6. A variable diameter lancing device according to claim 1, wherein: the sliding block (142) is provided with a plurality of sliding blocks, the sliding blocks (142) are arranged in an inverted T-shaped structure and comprise limiting parts for preventing the sliding blocks (142) from falling off in the sliding grooves (141) and connecting parts for being connected with the lower surfaces of the reducing rings (14), and the height size of the connecting parts is matched with the depth size of the sliding grooves (141).

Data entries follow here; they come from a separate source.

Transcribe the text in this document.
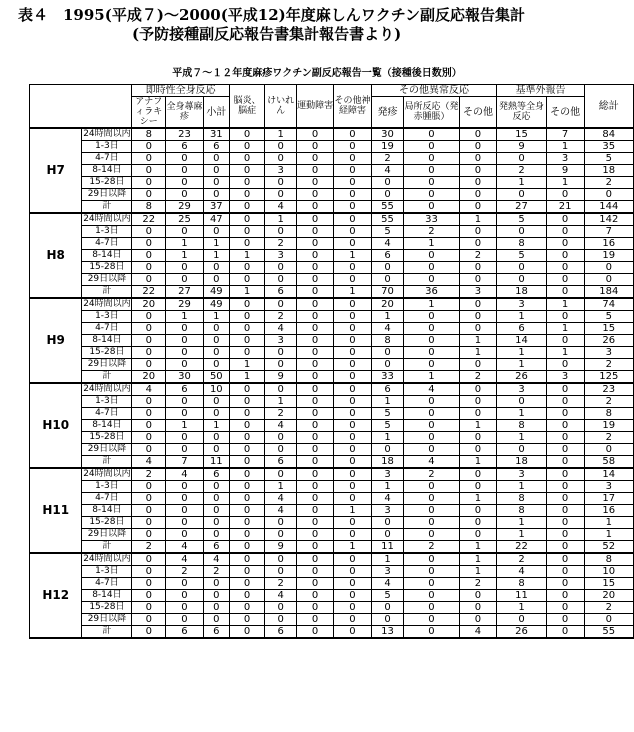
表４　1995(平成７)～2000(平成12)年度麻しんワクチン副反応報告集計
(予防接種副反応報告書集計報告書より)
平成７～１２年度麻疹ワクチン副反応報告一覧（接種後日数別）
		即時性全身反応			脳炎、脳症	けいれん	運動障害	その他神経障害	その他異常反応			基準外報告		総計
		アナフィラキシー	全身蕁麻疹	小計					発疹	局所反応（発赤腫脹）	その他	発熱等全身反応	その他	

H7	24時間以内	8	23	31	0	1	0	0	30	0	0	15	7	84
	1-3日	0	6	6	0	0	0	0	19	0	0	9	1	35
	4-7日	0	0	0	0	0	0	0	2	0	0	0	3	5
	8-14日	0	0	0	0	3	0	0	4	0	0	2	9	18
	15-28日	0	0	0	0	0	0	0	0	0	0	1	1	2
	29日以降	0	0	0	0	0	0	0	0	0	0	0	0	0
	計	8	29	37	0	4	0	0	55	0	0	27	21	144
H8	24時間以内	22	25	47	0	1	0	0	55	33	1	5	0	142
	1-3日	0	0	0	0	0	0	0	5	2	0	0	0	7
	4-7日	0	1	1	0	2	0	0	4	1	0	8	0	16
	8-14日	0	1	1	1	3	0	1	6	0	2	5	0	19
	15-28日	0	0	0	0	0	0	0	0	0	0	0	0	0
	29日以降	0	0	0	0	0	0	0	0	0	0	0	0	0
	計	22	27	49	1	6	0	1	70	36	3	18	0	184
H9	24時間以内	20	29	49	0	0	0	0	20	1	0	3	1	74
	1-3日	0	1	1	0	2	0	0	1	0	0	1	0	5
	4-7日	0	0	0	0	4	0	0	4	0	0	6	1	15
	8-14日	0	0	0	0	3	0	0	8	0	1	14	0	26
	15-28日	0	0	0	0	0	0	0	0	0	1	1	1	3
	29日以降	0	0	0	1	0	0	0	0	0	0	1	0	2
	計	20	30	50	1	9	0	0	33	1	2	26	3	125
H10	24時間以内	4	6	10	0	0	0	0	6	4	0	3	0	23
	1-3日	0	0	0	0	1	0	0	1	0	0	0	0	2
	4-7日	0	0	0	0	2	0	0	5	0	0	1	0	8
	8-14日	0	1	1	0	4	0	0	5	0	1	8	0	19
	15-28日	0	0	0	0	0	0	0	1	0	0	1	0	2
	29日以降	0	0	0	0	0	0	0	0	0	0	0	0	0
	計	4	7	11	0	6	0	0	18	4	1	18	0	58
H11	24時間以内	2	4	6	0	0	0	0	3	2	0	3	0	14
	1-3日	0	0	0	0	1	0	0	1	0	0	1	0	3
	4-7日	0	0	0	0	4	0	0	4	0	1	8	0	17
	8-14日	0	0	0	0	4	0	1	3	0	0	8	0	16
	15-28日	0	0	0	0	0	0	0	0	0	0	1	0	1
	29日以降	0	0	0	0	0	0	0	0	0	0	1	0	1
	計	2	4	6	0	9	0	1	11	2	1	22	0	52
H12	24時間以内	0	4	4	0	0	0	0	1	0	1	2	0	8
	1-3日	0	2	2	0	0	0	0	3	0	1	4	0	10
	4-7日	0	0	0	0	2	0	0	4	0	2	8	0	15
	8-14日	0	0	0	0	4	0	0	5	0	0	11	0	20
	15-28日	0	0	0	0	0	0	0	0	0	0	1	0	2
	29日以降	0	0	0	0	0	0	0	0	0	0	0	0	0
	計	0	6	6	0	6	0	0	13	0	4	26	0	55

7. A variable diameter lancing device according to claim 1, wherein: the sliding block (142) is arranged in a belt-shaped structure, the cross section of the sliding block (142) is arranged in an inverted T-shaped structure, the sliding block comprises a limiting part for preventing the sliding block (142) from falling off in the sliding groove (141) and a connecting part for being connected with the lower surface of the reducing ring (14), and the height dimension of the connecting part is matched with the depth dimension of the sliding groove.

8. A variable diameter lancing device according to claim 1, wherein: an air bag (18) for preventing air leakage at the puncture position is arranged at the bottom of the tube body (12).

9. A variable diameter lancing device according to claim 1, wherein: the tube body (12) is provided with a thread structure (121) for preventing the sleeve part (1) from moving at the puncture position.